Regulators have historically focused on securing networks, applications and supervisory systems, leaving the physical instrumentation layer unaddressed.

However, some in the worldwide cybersecurity community are starting to recognize that Level 0 vulnerabilities represent a systemic, architecture-level gap. The cyber-physical interface — where digital commands translate into real-world physical action — remains fundamentally unprotected. As a result:

• Cybersecurity compliance does not equate to operational security or safety.
• Safety and reliability systems assume trustworthy inputs that may not be trustworthy.
• Existing compensating controls are insufficient, particularly at scale.
• Exiting cybersecurity training is inadequate to address the cybersecurity gaps in Level 0 devices.

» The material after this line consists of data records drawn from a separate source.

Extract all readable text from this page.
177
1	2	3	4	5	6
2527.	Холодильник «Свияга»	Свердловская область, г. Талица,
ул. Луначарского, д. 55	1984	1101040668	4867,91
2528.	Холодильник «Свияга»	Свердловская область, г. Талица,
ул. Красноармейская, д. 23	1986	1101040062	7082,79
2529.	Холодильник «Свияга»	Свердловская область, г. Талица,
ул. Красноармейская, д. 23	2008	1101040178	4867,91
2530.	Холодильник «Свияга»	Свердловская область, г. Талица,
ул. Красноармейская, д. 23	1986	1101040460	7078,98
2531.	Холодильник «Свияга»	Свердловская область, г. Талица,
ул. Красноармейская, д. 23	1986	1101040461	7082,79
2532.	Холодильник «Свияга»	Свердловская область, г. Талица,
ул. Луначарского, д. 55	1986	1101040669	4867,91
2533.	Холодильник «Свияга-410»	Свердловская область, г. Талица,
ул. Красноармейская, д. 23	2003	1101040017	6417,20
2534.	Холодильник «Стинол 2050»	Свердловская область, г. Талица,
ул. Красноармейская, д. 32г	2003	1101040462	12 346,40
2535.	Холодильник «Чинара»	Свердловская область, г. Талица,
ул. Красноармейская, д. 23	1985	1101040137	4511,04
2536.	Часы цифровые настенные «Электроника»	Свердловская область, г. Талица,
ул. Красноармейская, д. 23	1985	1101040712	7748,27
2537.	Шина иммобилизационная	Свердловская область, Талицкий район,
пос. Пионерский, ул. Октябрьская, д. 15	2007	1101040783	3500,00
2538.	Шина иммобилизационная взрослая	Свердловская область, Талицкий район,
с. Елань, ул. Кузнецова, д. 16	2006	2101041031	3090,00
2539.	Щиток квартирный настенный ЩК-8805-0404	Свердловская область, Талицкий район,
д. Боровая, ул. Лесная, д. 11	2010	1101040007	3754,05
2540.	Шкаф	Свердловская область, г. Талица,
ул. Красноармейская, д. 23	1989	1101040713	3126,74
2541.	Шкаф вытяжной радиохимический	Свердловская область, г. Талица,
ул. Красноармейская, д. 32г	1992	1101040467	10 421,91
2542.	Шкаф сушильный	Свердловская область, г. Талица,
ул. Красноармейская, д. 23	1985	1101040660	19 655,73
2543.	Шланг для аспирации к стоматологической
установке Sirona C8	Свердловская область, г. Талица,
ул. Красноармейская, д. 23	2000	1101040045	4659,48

What regulators must now confront

The central question is no longer whether Level 0 devices need cybersecurity. Rather, the question is what governments and regulators can require when the technological capability does not exist now and may not for many years

Regulatory bodies face several options:

1. Enforce requirements that devices cannot meet: This could lead to widespread non-compliance, supply chain disruption, halted device certifications, and significant fines.
2. Exempt Level 0 devices from emerging cyber requirements: This acknowledges current limitations but leaves a well-understood attack surface unprotected.
3. Develop interim standards grounded in engineering reality: Regulators may mandate external monitoring, improved anomaly detection, mandatory engineering and network security Level 0 cybersecurity training, and enhanced process-safety integration until truly cyber-capable Level 0 devices emerge.
4. Coordinate long-term research and development: Meaningful embedded cybersecurity for Level 0 devices will require sustained vendor innovation, interdisciplinary research, updates to intrinsic safety, reliability, and certification methodologies, and Level 0 monitoring technologies.

Conclusion: a necessary rethinking of cyber regulations

The answer is a combination of options, three and four. The lack of embedded cybersecurity in Level 0 devices forces a fundamental reexamination of current regulatory frameworks. Policymakers must acknowledge that existing regulations presuppose technological capabilities that are years away from being realized. Until next-generation cybersecure process sensors become available at scale, governments and industries must rely on external Level 0 monitoring at the physics level, enhanced operational practices, appropriate Level 0 cybersecurity training, and updated safety standards to protect critical infrastructure.

Failing to address this gap risks perpetuating a dangerous illusion of security and safety while the most vulnerable components of control systems remain exposed. The path forward requires pragmatic regulation aligned with engineering realities and a commitment to accelerating the development of secure, resilient Level 0 technologies and appropriate training.